Madame Brouette - réalisé par / directed by Moussa SÈNE Absa - Sénégal / Canada / France - 2002 - 1h44 - couleur - 35 mm - Fiction - Drame -

Le premier clap de la VIIè édition du festival Écrans noirs du cinéma africain et francophone a été donné au cinéma-théâtre Abbia de Yaoundé le 31 mai dernier. A l'affiche, "Madam Bourwett" ou "L'extraordinaire destin de Madame Brouette" - devenu "Madame Brouette" pour des raisons commerciales - le dernier long métrage du Sénégalais Moussa Sène Absa.

La trame de l'histoire déroule "l'extraordinaire destin de Madam Bourwett", de son vrai nom Mati, une gargotière de Niayes Thioker, un quartier populaire de Dakar. A l'aube d'une nuit de célébration de la "Tamxarit", une fête païenne où les "hommes s'habillent en femmes et les femmes en hommes", le quartier est brusquement et brutalement réveillé par trois coups de feu. Que s'est-il passé ?

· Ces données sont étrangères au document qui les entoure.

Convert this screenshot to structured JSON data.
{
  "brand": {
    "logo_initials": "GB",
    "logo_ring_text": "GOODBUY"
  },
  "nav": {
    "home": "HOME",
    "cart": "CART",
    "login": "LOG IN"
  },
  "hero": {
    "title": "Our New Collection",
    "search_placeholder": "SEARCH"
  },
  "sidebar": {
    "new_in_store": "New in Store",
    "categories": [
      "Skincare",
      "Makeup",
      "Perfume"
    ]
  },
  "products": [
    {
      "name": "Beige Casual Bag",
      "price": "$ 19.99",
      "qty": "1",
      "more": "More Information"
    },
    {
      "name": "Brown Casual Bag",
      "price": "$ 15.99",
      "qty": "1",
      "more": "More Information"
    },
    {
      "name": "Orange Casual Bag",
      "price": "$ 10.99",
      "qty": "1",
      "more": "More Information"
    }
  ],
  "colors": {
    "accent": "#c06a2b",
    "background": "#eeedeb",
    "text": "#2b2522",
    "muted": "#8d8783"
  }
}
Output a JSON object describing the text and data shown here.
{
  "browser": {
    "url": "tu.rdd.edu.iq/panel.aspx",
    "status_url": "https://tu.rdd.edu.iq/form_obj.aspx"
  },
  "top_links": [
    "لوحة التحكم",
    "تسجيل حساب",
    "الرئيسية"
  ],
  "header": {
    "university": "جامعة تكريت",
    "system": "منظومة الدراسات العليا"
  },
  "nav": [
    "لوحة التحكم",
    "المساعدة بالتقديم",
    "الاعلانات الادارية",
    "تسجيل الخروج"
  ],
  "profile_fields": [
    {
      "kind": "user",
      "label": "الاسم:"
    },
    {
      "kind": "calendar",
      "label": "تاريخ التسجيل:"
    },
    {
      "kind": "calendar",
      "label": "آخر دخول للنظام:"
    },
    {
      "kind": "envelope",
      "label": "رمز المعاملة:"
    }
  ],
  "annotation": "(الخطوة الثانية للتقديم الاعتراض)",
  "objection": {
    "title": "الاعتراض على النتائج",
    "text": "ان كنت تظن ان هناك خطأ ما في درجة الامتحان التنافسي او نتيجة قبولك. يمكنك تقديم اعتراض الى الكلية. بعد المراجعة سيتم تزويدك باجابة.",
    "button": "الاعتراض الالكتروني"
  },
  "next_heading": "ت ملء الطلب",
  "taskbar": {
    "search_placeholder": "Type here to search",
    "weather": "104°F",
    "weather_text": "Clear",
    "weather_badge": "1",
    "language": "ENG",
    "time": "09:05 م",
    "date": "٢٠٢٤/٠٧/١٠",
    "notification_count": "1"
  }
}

En fait, ce matin-là, rien ne va vraiment pas pour Mati. Jeune divorcée, mère d'une petite fille (Ndèye), elle gagne péniblement sa vie en parcourant les allées du marché Sandaga, poussant sa brouette de légumes et de condiments. Avec son amie Ndaxté qu'elle sauve d'un mari qui la bat, elle rêve d'ouvrir un petit restaurant, afin de gagner dignement de quoi vivre. Mais, voilà que le destin lui fait rencontrer le vigoureux et séduisant policier Naago. Malgré toutes ses défenses, Mati est de nouveau amoureuse. Elle recommence par conséquent à espérer en une vie de famille heureuse. "Je voudrais avoir confiance en toi", dit-elle à l'élu de son cœur, chat échaudé craignant eau chaude. Mais, qui est en réalité ce policier si "gentil avec l'argent des autres", qui loge sa femme dans un hôtel de passe quand elle est chassée de la maison paternelle ? Qui, bien que donnant souvent 100 francs à sa belle-fille, ne daigne pas lever son petit doigt pour la défendre, quand des garnements se précipitent sur elle, "pour lui faire ce que les hommes font aux femmes" ? Sa femme qui n'aime pas "sa manière de vivre" voulant le ramener sur le droit chemin, voit sa gargote incendiée par ceux-là mêmes que protège Naago. Dès lors, la coupe est pleine. Œuvre de tant de jours en un jour effacée !

Un jour, à Dakar, Moussa Sène Absa vit une femme traversant un quartier populaire en poussant une brouette chargée de melons. Cette scène lui donna alors l'idée de rendre hommage à cette catégorie de femmes qui luttent pour gagner dignement leur pain. Ce que, par ailleurs, son aîné Sembène Ousmane appelle héroïsme au quotidien. La brouette étant un élément roulant, c'est-à-dire progressif, cette femme, par le contenu de son engin, ne pousse-t-elle pas là sa vie, et partant, son avenir ?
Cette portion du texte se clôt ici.